Another supermarket pharmacy has developed a specialist role in health promotion. Its in house dietitian, funded by the PCT, works directly with a local team of health trainers. The dietitian shops with clients and refers them if necessary to a Sure Start scheme, supported by the supermarket, that provides cookery lessons and free cooking utensils to families with young children. Clients can also access the smoking cessation service provided at the pharmacy.

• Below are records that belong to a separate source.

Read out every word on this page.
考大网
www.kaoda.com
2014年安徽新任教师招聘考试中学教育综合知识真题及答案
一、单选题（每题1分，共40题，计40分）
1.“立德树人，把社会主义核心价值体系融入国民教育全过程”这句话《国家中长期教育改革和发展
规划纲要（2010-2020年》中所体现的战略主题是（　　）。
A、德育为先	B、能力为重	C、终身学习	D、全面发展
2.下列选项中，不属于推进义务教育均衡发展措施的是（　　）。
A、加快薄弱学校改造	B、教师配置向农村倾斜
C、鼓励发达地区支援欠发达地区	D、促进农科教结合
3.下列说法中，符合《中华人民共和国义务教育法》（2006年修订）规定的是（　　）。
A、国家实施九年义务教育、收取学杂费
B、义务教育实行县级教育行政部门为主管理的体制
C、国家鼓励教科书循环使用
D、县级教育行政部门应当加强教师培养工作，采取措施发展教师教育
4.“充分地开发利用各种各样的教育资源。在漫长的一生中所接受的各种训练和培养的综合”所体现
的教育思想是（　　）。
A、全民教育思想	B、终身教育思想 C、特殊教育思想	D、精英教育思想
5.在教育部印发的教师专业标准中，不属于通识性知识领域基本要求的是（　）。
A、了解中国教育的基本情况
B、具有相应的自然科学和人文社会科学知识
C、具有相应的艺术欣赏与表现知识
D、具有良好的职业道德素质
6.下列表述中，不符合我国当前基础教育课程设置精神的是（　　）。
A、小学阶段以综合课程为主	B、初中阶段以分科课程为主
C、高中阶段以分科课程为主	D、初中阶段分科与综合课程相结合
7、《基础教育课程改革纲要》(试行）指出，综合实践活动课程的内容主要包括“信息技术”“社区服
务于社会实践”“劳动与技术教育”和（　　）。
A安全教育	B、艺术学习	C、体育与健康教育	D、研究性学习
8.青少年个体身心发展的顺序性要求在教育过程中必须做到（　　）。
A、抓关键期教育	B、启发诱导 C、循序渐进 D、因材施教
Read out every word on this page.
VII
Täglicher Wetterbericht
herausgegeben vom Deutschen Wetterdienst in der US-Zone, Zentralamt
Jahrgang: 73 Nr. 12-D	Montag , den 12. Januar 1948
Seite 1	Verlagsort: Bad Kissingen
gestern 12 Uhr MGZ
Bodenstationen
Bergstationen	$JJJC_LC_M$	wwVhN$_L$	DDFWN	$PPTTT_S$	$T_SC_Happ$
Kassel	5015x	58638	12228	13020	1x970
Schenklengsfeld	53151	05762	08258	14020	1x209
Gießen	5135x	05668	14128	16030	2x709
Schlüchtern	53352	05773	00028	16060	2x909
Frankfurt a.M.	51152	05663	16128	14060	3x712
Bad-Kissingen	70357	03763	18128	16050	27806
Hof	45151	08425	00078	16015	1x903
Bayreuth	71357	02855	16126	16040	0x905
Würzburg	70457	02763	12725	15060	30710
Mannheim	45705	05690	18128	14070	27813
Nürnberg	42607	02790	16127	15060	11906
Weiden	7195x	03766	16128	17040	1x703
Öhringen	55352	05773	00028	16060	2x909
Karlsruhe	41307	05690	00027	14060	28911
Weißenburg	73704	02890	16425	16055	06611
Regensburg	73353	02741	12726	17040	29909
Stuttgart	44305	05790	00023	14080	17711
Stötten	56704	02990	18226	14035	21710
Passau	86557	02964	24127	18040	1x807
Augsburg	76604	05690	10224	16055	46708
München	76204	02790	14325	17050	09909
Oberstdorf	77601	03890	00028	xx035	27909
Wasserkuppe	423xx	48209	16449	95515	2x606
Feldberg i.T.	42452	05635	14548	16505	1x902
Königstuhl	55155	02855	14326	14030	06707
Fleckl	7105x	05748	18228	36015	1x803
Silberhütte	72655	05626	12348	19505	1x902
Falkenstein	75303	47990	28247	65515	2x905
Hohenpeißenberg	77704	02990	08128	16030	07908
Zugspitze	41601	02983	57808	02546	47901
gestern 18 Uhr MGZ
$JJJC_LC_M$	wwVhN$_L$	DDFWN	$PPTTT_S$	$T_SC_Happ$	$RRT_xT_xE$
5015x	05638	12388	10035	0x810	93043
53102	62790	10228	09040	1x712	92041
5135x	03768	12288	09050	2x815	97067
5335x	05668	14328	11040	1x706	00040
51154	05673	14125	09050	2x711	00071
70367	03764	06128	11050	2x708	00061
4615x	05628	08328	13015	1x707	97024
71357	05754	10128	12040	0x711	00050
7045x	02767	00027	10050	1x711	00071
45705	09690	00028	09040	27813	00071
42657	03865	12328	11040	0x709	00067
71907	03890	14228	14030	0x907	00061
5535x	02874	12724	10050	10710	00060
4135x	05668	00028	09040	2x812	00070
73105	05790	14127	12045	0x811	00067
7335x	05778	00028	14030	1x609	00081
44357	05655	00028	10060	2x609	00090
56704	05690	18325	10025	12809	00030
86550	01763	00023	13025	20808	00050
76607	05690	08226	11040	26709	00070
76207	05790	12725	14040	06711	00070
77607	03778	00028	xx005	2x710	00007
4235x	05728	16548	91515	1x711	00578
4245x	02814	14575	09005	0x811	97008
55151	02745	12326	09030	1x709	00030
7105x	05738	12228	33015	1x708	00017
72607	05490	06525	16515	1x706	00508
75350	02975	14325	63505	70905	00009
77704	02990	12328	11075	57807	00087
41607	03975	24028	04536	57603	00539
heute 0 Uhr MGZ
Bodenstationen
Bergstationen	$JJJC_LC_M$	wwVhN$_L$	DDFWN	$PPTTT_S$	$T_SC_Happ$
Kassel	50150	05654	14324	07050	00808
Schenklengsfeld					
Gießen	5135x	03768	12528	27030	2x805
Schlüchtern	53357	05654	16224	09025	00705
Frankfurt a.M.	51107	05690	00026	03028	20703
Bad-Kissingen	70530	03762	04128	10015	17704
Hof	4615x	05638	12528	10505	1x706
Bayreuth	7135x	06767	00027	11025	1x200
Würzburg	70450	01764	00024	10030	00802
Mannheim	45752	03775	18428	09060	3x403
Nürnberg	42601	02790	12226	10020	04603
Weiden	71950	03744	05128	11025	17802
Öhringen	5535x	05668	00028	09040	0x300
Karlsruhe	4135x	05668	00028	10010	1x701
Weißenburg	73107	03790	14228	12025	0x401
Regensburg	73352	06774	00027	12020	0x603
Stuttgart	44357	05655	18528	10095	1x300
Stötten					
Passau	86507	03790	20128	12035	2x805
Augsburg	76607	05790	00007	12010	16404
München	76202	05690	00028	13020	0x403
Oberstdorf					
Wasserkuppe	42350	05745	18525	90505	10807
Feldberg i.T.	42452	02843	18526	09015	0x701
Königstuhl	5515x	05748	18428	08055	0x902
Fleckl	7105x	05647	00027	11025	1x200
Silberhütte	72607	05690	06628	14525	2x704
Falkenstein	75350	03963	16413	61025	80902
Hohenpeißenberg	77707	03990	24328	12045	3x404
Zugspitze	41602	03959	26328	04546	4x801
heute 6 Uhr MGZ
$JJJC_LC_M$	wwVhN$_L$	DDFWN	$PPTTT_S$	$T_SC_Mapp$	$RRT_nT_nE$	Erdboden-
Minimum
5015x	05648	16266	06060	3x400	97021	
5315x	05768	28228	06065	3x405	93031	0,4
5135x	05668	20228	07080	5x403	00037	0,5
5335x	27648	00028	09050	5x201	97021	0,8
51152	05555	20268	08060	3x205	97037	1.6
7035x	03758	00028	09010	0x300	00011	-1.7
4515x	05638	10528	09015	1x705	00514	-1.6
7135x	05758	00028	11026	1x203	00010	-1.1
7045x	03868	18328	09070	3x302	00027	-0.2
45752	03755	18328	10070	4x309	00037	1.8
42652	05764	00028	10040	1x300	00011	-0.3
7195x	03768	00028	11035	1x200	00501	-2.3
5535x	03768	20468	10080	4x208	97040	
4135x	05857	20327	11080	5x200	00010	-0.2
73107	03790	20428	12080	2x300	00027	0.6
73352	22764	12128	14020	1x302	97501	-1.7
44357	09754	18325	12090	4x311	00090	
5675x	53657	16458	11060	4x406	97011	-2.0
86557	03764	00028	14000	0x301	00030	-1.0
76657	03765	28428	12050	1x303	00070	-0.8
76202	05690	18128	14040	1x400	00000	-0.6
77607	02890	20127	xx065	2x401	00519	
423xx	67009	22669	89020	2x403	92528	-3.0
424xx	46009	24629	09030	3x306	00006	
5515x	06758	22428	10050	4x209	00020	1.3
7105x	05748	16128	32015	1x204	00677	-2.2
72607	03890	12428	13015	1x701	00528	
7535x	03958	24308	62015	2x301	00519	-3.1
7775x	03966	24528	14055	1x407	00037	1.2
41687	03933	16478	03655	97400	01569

A number of neighbourhood pharmacies are also working in partnership with a one-stop centre. Since there was already adequate service provision in the area, the pharmacies joined together through a consortium to provide a limited service on site, with the on-site pharmacist working with GP practices when the pharmacy is closed. The majority of patients choose to have their repeat prescriptions dispensed closer to home — and these pharmacies monitor patients’ therapy and provide targeted MURs and prescription interventions. All the pharmacies are happy to work closely in partnership with the one-stop centre pharmacist since they all have a stake in the business — and patients are delighted with the convenient service on offer. There is talk of investment in near-patient diagnostics, including automated chemical pathology, ultrasound and magnetic resonance imaging because an investment company is looking for commercial partners with potential consulting space in the hope of winning the locality’s diagnostic screening contract, which is out to tender.

Surprisingly, all these services co-exist happily alongside each other. The services patients need are closer to home, and there is so much more capacity in primary care that everyone is happy. So, when the local hospital downsizes, there is no public outcry. In fact, the public does not notice at all.

The only thing we know about the future is that it is difficult to predict, but all of these scenarios could happen sooner rather than later, given the current primary care policy context. Pharmacy and general practice are bound to change in the years to come — but what will the future look like? Only patients and primary care contractors can decide. But the result will be modern services that meet the needs of 21st century people — and primary care as we know it will seem like a sepia picture from the past.